7 reasons MPLS has been wildly successful

MPLS turns 12: Developers give 7 reasons why the Internet standard has been successful.

Happy Birthday MPLS!

Happy Birthday MPLS!

The IETF last Thursday threw a birthday party for one of its most successful standards: Multi-Protocol Label Switching.

The Internet’s leading standards body hosted a panel discussion outlining the reasons why the 12-year-old protocol has been so widely deployed and such a big moneymaker for carriers.

"MPLS is one of our wildly successful protocol suites," said Loa Andersson, co-chair of the IETF’s MPLS Working Group and the principal networking architect at the Swedish Research Institute, Acreo AB. Andersson served as moderator for the panel, which was hosted by the Internet Architecture Board, a sister organization to the IETF.

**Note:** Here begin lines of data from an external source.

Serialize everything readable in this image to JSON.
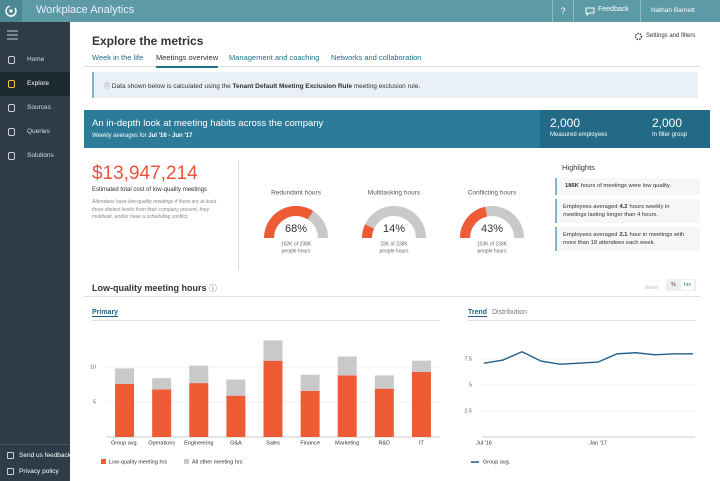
{
  "app": {
    "title": "Workplace Analytics",
    "help": "?",
    "feedback": "Feedback",
    "user": "Nathan Barnett"
  },
  "nav": {
    "items": [
      "Home",
      "Explore",
      "Sources",
      "Queries",
      "Solutions"
    ],
    "active": 1,
    "footer": [
      "Send us feedback",
      "Privacy policy"
    ]
  },
  "header": {
    "title": "Explore the metrics",
    "settings": "Settings and filters",
    "tabs": [
      "Week in the life",
      "Meetings overview",
      "Management and coaching",
      "Networks and collaboration"
    ],
    "active_tab": 1
  },
  "notice": {
    "before": "Data shown below is calculated using the",
    "rule": "Tenant Default Meeting Exclusion Rule",
    "after": "meeting exclusion rule."
  },
  "banner": {
    "title": "An in-depth look at meeting habits across the company",
    "subtitle": "Weekly averages for",
    "period": "Jul '16 - Jun '17",
    "stats": [
      {
        "value": "2,000",
        "label": "Measured employees"
      },
      {
        "value": "2,000",
        "label": "In filter group"
      }
    ]
  },
  "cost": {
    "amount": "$13,947,214",
    "label": "Estimated total cost of low-quality meetings",
    "note": "Attendees have low-quality meetings if there are at least three distinct levels from their company present, they multitask, and/or have a scheduling conflict."
  },
  "gauges": [
    {
      "title": "Redundant hours",
      "value": 68,
      "value_label": "68%",
      "detail": "162K of 238K",
      "unit": "people hours"
    },
    {
      "title": "Multitasking hours",
      "value": 14,
      "value_label": "14%",
      "detail": "32K of 238K",
      "unit": "people hours"
    },
    {
      "title": "Conflicting hours",
      "value": 43,
      "value_label": "43%",
      "detail": "103K of 238K",
      "unit": "people hours"
    }
  ],
  "highlights": {
    "title": "Highlights",
    "items": [
      {
        "pre": "",
        "bold": "186K",
        "post": "hours of meetings were low quality."
      },
      {
        "pre": "Employees averaged",
        "bold": "4.2",
        "post": "hours weekly in meetings lasting longer than 4 hours."
      },
      {
        "pre": "Employees averaged",
        "bold": "2.1",
        "post": "hour in meetings with more than 18 attendees each week."
      }
    ]
  },
  "section": {
    "title": "Low-quality meeting hours",
    "reset": "Reset",
    "toggle": [
      "%",
      "hrs"
    ],
    "active": 1
  },
  "primary_chart": {
    "type": "bar",
    "tab": "Primary",
    "categories": [
      "Group avg.",
      "Operations",
      "Engineering",
      "G&A",
      "Sales",
      "Finance",
      "Marketing",
      "R&D",
      "IT"
    ],
    "series": [
      {
        "name": "Low-quality meeting hrs",
        "color": "#ef5b35",
        "values": [
          7.6,
          6.8,
          7.7,
          5.9,
          10.9,
          6.6,
          8.8,
          6.9,
          9.3
        ]
      },
      {
        "name": "All other meeting hrs",
        "color": "#c9c9c9",
        "values": [
          2.2,
          1.6,
          2.5,
          2.3,
          2.9,
          2.3,
          2.7,
          1.9,
          1.6
        ]
      }
    ],
    "stacked": true,
    "ylim": [
      0,
      15
    ],
    "yticks": [
      5,
      10
    ],
    "grid": true
  },
  "trend_chart": {
    "type": "line",
    "tabs": [
      "Trend",
      "Distribution"
    ],
    "active_tab": 0,
    "categories": [
      "Jul '16",
      null,
      null,
      null,
      null,
      null,
      "Jan '17",
      null,
      null,
      null,
      null,
      null
    ],
    "series": [
      {
        "name": "Group avg.",
        "color": "#1f5f85",
        "values": [
          7.1,
          7.4,
          8.2,
          7.3,
          7.0,
          7.1,
          7.2,
          8.0,
          8.1,
          7.9,
          8.0,
          8.0
        ]
      }
    ],
    "ylim": [
      0,
      10
    ],
    "yticks": [
      2.5,
      5,
      7.5
    ],
    "grid": true
  }
}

"The major applications that are making money on the Internet are on MPLS," said George Swallow, a Distinguished Engineer at Cisco and the MPLS Working Group Co-Chair.

With MPLS, the IETF integrated the label-switching capabilities of Asynchronous Transfer Mode with the packet orientation of the Internet Protocol. The IETF formed its MPLS Working Group in January 1997, and protocol specifications began trickling out a few years later.

In reviewing the history of the MPLS, the panelists outlined several reasons why MPLS has been so successful. These reasons are a roadmap for anyone trying to develop a successful Internet technology.

Here are the seven reasons why MPLS has proven so popular:

1. MPLS embraced IP

In the early 1990s, the telecom industry was pinning all of its hopes on ATM as the network backbone technology of the future. But in 1995, the Internet exploded, and carriers had to quickly refocus their efforts in a different direction. By 1996, IETF researchers were looking for ways to make circuit-oriented ATM technology run over IP. ATM proponents jumped aboard the MPLS bandwagon in 1997, when the IETF formed its MPLS Working Group. Swallow says the MPLS team was wise to embrace—rather than fight—IP.

2. MPLS is flexible

MPLS has built-in flexibility in several ways, Swallow says. The control plane and the data plane are separate, which allows for many control planes and many forwarding controls. That independence creates a lot of flexibility, Swallow says. Loose semantics allow for flexible control, as does the fact that MPLS supports a label stack of undetermined size. MPLS designers also figured out a simple but flexible way to handle unicast forwarding.